Estonian Public Broadcasting opened an online platform called “Jupiter” to stream the Estonian TV and radio archive in April. Aadamsoo hopes to include the content of the film archive by the end of the year: “This is a massive treasure of documentaries and old chronicles. It is very valuable for teaching purposes as a great source of visual material. All the chronicles and black and white documentaries should be made accessible but something like this is hardly a commercial project.”
To address digital development obstacles of cultural institutions, the Year of Digital Culture project has come up with so-called digital residencies or the “hacker-in-residence” concept. Via matching funds, a museum or theatre can engage a developer or designer for a short-term residency to look at some issues with a fresh view and offer solutions that haven’t occurred to permanent staff. One such project is the “smart ticket” developed by the Estonian National Museum (ERM) in Tartu.

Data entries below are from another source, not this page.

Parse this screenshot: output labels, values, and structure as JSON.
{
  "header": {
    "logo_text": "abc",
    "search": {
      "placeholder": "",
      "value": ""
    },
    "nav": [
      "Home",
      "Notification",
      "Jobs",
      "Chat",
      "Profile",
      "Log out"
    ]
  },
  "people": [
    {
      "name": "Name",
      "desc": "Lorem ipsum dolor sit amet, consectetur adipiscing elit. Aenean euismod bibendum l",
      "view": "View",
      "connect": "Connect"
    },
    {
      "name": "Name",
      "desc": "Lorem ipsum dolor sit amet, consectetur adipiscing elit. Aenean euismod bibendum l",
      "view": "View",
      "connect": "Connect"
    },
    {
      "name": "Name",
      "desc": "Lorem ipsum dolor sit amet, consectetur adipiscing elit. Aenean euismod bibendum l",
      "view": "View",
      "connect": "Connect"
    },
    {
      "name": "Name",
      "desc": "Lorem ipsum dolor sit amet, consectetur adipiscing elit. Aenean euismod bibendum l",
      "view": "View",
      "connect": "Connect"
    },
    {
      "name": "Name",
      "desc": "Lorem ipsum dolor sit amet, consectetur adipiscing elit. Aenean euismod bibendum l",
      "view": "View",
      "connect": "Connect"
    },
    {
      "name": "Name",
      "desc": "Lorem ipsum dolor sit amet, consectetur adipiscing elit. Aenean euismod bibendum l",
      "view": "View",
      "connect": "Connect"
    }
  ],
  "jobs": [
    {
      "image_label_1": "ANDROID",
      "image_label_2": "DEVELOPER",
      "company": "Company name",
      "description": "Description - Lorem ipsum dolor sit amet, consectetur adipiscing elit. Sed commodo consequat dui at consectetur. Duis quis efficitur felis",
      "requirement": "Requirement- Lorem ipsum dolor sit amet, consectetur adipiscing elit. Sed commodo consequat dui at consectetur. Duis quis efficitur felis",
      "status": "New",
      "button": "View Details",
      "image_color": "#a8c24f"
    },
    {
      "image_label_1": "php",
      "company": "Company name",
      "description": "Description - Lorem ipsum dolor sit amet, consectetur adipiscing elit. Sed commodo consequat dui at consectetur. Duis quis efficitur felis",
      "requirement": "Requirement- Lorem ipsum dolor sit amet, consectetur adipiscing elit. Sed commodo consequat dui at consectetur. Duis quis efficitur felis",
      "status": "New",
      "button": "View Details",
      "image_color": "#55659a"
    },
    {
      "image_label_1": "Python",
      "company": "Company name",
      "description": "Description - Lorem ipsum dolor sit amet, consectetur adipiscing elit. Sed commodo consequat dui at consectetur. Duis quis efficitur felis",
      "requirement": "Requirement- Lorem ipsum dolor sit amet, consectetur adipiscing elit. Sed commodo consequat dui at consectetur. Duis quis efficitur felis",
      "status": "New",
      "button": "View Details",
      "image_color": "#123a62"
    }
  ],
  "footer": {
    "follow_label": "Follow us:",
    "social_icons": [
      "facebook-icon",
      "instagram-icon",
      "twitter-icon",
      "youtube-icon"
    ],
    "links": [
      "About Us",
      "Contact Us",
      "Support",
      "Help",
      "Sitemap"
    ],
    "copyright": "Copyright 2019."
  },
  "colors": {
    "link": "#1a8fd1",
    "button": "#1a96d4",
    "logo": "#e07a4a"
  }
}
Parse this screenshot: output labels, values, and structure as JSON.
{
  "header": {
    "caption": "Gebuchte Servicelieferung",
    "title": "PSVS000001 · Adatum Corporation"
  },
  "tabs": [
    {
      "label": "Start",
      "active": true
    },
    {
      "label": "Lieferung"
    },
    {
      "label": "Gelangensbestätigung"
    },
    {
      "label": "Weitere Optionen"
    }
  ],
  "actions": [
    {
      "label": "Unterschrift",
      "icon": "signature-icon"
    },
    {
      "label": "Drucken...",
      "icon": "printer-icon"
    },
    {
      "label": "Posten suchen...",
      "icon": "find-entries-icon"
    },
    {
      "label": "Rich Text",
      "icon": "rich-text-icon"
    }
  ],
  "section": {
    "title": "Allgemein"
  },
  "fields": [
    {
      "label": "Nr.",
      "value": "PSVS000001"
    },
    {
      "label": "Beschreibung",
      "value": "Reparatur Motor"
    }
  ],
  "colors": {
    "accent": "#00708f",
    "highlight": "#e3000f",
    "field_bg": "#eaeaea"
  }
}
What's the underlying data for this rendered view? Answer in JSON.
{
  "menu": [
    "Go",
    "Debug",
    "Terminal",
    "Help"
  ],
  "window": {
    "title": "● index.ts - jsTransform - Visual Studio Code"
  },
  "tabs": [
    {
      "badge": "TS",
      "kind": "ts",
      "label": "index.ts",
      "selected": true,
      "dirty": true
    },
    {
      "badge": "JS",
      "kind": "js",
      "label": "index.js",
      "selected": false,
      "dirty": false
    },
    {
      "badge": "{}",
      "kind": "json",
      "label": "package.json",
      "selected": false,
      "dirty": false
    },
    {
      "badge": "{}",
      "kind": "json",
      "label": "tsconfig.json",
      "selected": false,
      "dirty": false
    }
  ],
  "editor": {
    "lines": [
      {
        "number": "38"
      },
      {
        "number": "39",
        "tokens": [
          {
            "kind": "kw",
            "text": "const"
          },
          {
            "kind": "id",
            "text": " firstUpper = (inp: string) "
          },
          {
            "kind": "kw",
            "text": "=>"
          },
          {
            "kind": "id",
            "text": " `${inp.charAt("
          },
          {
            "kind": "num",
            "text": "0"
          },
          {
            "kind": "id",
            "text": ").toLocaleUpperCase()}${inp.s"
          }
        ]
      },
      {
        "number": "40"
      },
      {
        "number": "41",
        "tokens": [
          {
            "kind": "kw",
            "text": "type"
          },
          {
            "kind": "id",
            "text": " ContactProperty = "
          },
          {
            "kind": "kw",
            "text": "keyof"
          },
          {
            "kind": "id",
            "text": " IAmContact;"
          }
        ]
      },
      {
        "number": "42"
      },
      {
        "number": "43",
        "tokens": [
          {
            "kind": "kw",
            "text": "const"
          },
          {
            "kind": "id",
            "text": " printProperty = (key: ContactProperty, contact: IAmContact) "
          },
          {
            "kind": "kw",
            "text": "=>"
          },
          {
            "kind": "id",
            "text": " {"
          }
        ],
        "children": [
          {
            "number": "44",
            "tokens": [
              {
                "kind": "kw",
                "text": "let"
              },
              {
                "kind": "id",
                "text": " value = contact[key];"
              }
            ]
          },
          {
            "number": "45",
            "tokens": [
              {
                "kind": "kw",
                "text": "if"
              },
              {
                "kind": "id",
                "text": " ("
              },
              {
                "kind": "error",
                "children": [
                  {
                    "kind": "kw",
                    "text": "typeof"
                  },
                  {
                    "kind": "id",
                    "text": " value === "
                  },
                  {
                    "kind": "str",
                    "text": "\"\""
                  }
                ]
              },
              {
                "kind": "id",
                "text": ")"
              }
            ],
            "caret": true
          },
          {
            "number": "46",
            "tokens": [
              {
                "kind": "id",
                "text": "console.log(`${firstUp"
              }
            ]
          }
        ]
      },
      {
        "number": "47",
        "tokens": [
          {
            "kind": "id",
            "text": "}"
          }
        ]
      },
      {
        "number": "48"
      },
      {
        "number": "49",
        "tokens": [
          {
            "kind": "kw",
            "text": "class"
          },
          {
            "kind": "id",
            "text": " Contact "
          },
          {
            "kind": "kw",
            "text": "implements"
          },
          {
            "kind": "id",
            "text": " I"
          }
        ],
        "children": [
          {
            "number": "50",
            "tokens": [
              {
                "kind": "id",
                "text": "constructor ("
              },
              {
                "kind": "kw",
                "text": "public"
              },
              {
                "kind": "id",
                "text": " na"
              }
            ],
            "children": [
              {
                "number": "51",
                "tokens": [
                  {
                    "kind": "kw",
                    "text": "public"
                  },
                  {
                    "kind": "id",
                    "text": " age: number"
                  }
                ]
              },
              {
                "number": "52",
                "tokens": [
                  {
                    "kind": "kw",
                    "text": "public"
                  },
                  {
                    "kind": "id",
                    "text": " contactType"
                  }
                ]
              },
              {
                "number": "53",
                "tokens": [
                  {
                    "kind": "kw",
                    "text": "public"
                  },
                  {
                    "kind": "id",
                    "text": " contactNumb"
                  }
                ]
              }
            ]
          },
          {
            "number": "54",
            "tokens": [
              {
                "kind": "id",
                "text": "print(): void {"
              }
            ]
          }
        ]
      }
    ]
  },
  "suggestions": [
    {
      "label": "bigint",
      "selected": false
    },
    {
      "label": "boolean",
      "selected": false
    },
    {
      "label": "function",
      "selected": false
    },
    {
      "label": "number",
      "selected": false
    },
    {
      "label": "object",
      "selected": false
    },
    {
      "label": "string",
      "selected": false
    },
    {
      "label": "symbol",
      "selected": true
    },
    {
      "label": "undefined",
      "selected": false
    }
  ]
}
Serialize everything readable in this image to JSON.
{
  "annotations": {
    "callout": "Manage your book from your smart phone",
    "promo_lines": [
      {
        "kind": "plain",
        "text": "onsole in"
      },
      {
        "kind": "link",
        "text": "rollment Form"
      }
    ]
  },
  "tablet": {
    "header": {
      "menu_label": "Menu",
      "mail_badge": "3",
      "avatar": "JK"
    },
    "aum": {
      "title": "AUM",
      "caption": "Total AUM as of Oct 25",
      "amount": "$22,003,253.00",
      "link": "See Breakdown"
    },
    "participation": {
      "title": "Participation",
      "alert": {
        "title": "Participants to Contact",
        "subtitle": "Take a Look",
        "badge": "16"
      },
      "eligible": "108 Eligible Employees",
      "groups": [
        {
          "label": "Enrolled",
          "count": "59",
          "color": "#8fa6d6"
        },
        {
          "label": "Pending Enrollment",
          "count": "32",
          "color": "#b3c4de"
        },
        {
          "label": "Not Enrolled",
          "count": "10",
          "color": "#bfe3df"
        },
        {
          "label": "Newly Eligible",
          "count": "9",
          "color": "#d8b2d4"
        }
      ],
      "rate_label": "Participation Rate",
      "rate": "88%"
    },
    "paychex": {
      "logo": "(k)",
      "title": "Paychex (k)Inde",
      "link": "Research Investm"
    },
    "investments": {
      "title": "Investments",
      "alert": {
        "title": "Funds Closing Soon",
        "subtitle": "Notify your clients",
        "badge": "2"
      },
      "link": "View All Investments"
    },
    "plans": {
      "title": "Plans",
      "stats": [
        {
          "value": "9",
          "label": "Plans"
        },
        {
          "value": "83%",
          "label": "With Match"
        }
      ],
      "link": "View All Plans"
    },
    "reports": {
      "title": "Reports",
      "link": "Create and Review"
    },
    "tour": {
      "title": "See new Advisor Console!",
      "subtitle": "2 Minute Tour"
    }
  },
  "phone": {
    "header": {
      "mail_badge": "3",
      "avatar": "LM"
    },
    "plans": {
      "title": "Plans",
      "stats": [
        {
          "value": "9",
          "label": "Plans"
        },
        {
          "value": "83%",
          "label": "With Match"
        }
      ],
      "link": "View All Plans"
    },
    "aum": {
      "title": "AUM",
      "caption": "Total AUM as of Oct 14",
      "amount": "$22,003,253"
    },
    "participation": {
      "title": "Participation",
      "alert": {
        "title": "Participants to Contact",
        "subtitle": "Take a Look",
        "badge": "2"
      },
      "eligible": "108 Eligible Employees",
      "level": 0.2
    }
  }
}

In cooperation with HITSA (Information Technology Foundation for Education), the digital culture year is developing a free toolkit for kids to promote digital creativity. “Kids can just as well be involved in the 3D modelling of a skate park for their hometown instead of just consuming online content created by somebody else,” says Aadamsoo.
The lockdown has offered great incentives for the fast development of the digital culture. For Aadamsoo, the question is what remains of all these new approaches after the fog of lockdown lifts.